6. Tracking Affordable Housing
Officials in Toronto have launched a dashboard to improve transparency into the city’s plans to build more housing. The dashboard contains data on demolished or replaced rental units, affordable rental units under construction, waiting lists for social housing programs, and more.

7. Predicting Opioid-Related Deaths
Researchers at Stony Brook University in New York have created an AI system that can forecast U.S. counties’ opioid-related death rates using tweets. The team trained the system with data on word usage on Twitter and annual opioid-related deaths from 2011 to 2017 in each county.

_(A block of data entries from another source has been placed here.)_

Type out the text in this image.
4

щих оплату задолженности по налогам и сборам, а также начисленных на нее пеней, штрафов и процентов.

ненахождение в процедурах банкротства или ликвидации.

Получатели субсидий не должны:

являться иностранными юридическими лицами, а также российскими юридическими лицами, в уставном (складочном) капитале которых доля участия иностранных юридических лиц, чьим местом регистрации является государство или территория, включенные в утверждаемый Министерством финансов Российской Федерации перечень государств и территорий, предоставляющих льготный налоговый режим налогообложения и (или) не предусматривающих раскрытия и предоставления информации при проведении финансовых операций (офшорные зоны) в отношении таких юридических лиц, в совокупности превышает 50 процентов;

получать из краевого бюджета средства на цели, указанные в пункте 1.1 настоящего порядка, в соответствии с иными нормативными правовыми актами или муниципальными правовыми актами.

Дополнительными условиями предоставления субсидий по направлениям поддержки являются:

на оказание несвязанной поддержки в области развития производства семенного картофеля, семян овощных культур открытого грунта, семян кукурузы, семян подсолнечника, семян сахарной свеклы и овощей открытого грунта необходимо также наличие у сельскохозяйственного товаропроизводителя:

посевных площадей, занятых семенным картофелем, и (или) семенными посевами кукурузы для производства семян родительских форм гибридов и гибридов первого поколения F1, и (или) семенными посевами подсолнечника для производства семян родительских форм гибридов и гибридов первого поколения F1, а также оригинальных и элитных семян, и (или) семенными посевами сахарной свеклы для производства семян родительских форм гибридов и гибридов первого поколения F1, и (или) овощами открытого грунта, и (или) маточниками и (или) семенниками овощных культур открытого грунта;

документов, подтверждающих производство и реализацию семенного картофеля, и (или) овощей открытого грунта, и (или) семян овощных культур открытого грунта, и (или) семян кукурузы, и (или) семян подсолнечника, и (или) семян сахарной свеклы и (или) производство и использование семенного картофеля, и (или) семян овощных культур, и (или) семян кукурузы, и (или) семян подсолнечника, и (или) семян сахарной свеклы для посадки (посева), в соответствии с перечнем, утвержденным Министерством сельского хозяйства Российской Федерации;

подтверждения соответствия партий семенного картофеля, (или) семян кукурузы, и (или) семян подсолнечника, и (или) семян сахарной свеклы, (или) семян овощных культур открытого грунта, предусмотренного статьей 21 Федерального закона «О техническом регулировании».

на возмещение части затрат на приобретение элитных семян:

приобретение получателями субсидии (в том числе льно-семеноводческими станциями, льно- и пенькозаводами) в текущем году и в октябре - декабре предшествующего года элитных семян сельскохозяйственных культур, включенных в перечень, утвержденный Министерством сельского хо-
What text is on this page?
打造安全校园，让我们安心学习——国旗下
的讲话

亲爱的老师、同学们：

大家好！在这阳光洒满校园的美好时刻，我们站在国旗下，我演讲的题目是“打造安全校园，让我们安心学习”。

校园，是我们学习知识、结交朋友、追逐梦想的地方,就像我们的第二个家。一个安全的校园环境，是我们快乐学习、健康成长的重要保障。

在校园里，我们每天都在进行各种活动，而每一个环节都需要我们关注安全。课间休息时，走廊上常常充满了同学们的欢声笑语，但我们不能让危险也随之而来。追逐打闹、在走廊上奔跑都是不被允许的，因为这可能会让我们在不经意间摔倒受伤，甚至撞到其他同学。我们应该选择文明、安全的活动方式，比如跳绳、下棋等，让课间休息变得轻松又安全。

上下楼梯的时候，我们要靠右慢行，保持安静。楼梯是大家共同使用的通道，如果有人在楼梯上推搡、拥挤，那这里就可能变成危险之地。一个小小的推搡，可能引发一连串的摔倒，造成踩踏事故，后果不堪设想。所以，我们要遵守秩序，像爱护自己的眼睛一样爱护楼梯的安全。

8. Charging Electric Vehicles
Hyundai, a South Korean automotive manufacturer, has built an autonomous robot that can charge electric vehicles. The robot uses cameras and sensors to collect data on its environment and the location and structure of the car’s charging point. An AI system then uses the data to direct the robot to pick up the charger, secure it to the car, remove and replace the charger, and close the charging port.

9. Fixing Potholes
The Oregon City Public Works department in Oregon has added an AI-powered tool to its street sweepers to detect potholes. The tool has a camera that scans the road and an AI system that uses the data to identify potholes, map their location, and alert city staff.

10. Shopping Online
Snap has launched a new service for retailers to add augmented reality shopping tools to their own apps. Through the service, Snap will offer tools that help online shoppers virtually peruse products, including a tool to try on apparel with augmented reality, a 3D viewer tool that shows various angles of each product, and a tool that can recommend sizing options according to customers’ measurements.